Mordor

Anlauftal, Gasteiner Eisarena


Leicht verzerrt weil von unten fotografiert: die mächtige Eisspur Mordors.
"Booiiing - Booiiing - Booiiing" - unglaublich, wie sich 6 Millimeter Reepschur dehnen können, ohne zu reißen. Während Flo sich an meiner ersten selbstgebauten Eissanduhr vom sonnenbeschienenen und freundlichen, flachen Ausstieg des Mordor in die schattige, 300 Meter tiefer liegende, eisige Welt des Gasteiner Anlauftals abseilt, werfe ich scharfe Blicke auf dieses Stück Schnur, an dem wir beide hängen. Unser Leben am seidenen Faden, sozusagen. Natürlich haben wir noch eine zusätzliche Eisschraube als Hintersicherung ins Eis gedreht, man weiß ja nie, aber sobald ich meine Abseilfahrt beginne, muss ich diese Eisschraube mitnehmen, und dann hängt wirklich alles nur mehr an ein paar Litzen Polyamid und Polyethylen. Jedesmal, wenn Flo sich am Eis abstößt, ein Stück am Seil hinabfährt und wieder abbremst, wird die Reepschnur einige Millimeter länger und dann wieder kürzer, ein faszinierender, grausiger Anblick. Unzählige Manöver dieser Art von tausenden Seilschaften während des ganzen Winters an noch dünneren Reepschnüren und zahlreiche Tests unter Laborbedingungen sagen uns, dass das hält. Und doch bleibt der Hauch eines Zweifels: "Booiiing - Booiiing - Booiiing"

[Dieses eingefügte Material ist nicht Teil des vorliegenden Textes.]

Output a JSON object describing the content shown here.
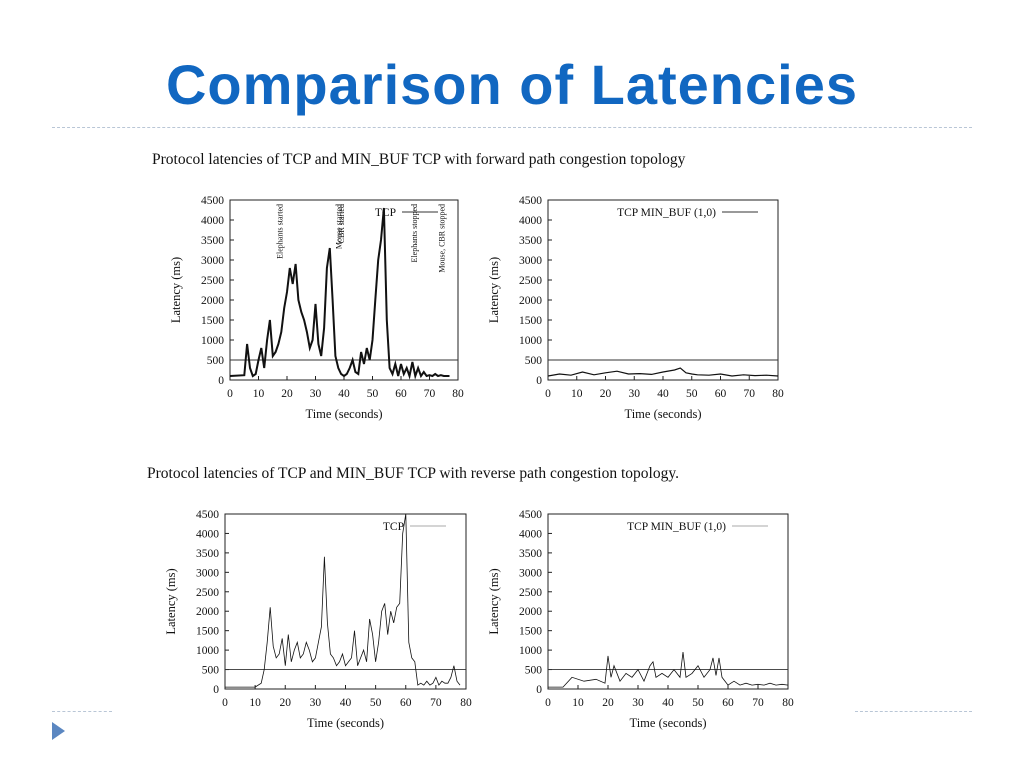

Hier in der Sonne fühlt es sich ganz wunderbar an. Nach 4 1/2 Stunden, während derer ich ständig auf den Frontalzacken meiner Steigeisen gestanden habe, kann ich endlich wieder, wenn auch nur für ein paar Minuten, auf der ganzen Sohle stehen. Ich kann sogar den Fuß nach außen drehen, ohne sofort abzurutschen, herrlich! Beim Felsklettern kann man immer wieder einmal entspannen, entweder auf Felsabsätzen oder auch am Standplatz. Natürlich gibt es auch die Hängestände, die unbequem sind und wo man heilfroh ist, wenn man sie endlich verlassen kann. Oft aber laden dafür auch Graspolster den müden Kletterer dazu ein, die Kletterpatschen auszuziehen und den eingezwängten Füßen etwas Freiheit zu gönnen, während der Seilpartner gesichert wird. Und nicht selten kann man sich dabei auch noch auf einen Felsvorsprung setzen. Aber im Eis ist das meistens anders: selbst wenn man sich hinsetzen könnte, wer möchte schon freiwillig sein Hinterteil eine halbe Stunde auf eine Eisplatte pressen? Sich auf den Knien abzustützen ist auch eine schlechte Idee - sagen die Knie. Und man kann sich auch nicht einmal auf die Seite drehen, weil der seitwärts gedrehte Fuß kaum ein Eindringen der Zacken ins Eis erlaubt.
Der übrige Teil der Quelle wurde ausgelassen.